Bei einem feuchtfröhlichen Umtrunk in der Gartenkneipe »Spatzenfalle«, gleich
neben dieser Schule, lernt Klaus Wehrmann am 11. November den Sektionsleiter
des Tontaubenschießverein Schönebeck kennen. Hellauf begeistert, er ist
permanenter ELVIS-Fan, gibt er ihnen eine Chance. Bald schon wird Gottes Vieh in
der »Kulturbaracke« des Schießstandes auf dem Hummelberg ansässig.

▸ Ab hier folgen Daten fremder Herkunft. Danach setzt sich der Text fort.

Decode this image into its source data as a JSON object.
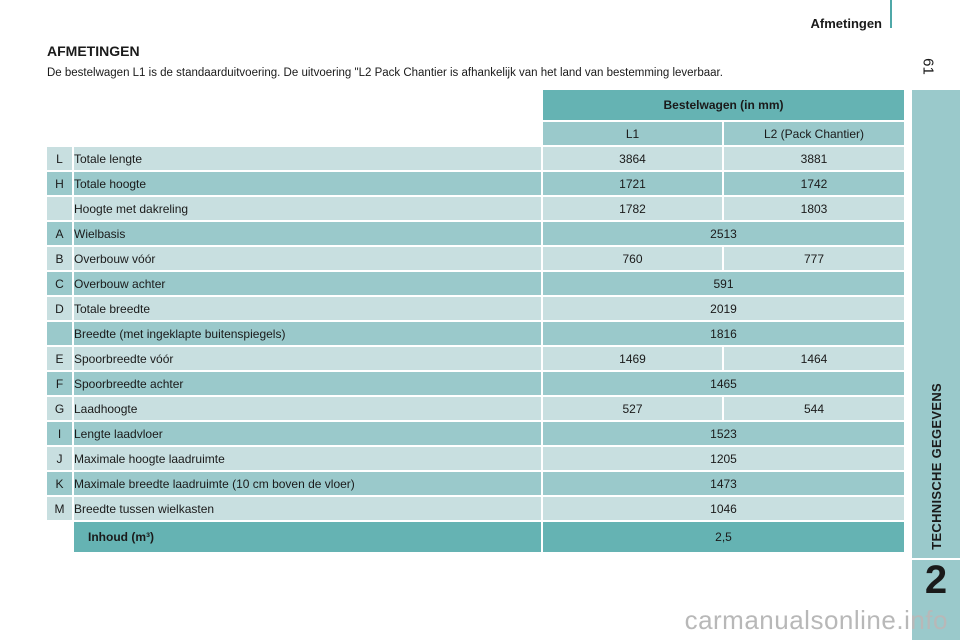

Dem jetzt die Abendschule konsultierenden Ronnie gefallen die abendlichen Proben
nicht mehr so recht. Es hilft kein Klagen und man einigt sich gütlich und Ronnie
verkauft seine Bassgitarre an Ecki Grimpe.
Der Winter ist ins Land gezogen. Bassist Grimpe braucht entsprechendes Schuhwerk.
Seine Jesuslatschen wären doch nur etwas für die wärmeren Monate. Meint seine
Mutter. Sie ist es, die ihn bei der Hand nimmt und in ein Salzelmener Schuhgeschäft
führt. Hier möge er sich doch etwas Angebrachtes aussuchen. Recht erstaunt zeigt
sie sich, als Eckis Wahl auf ein Paar Langschäfter, im Damenregal stehend, fällt. Es
schert ihn nicht und er stellt Mama vor die Entscheidung. Entweder diese oder keine.
Jene hochhackigen und aufgrund seiner kleinen Füße ihn passenden und bis zu den
Knien reichenden Stiefel werden zur permanenten Komponente seiner Erscheinung.
Und das nicht nur des Winters.
Später Heiliger Abend 1973, die Bescherung ist Geschichte. Micky Hennemann und
Klaus Wehrmann stehen vor Ecki Grimpes Tür in der Leipziger Straße. Fragend
schaut dieser aus dem Fenster. Daraufhin bringen sie ihm ein Weih-nachtsständchen
und singen »Kommet ihr Hirten«. Man wolle noch etwas erleben, doch ist das an
einem Tag wie diesem ein recht schwieriges Unterfangen. Dennoch marschieren
sie durch das verschneite Salzelmen bis zur Johanniskirche. Hier findet gerade die
Mitternachtsmette statt, der sie eine halbe Stunde beiwohnen.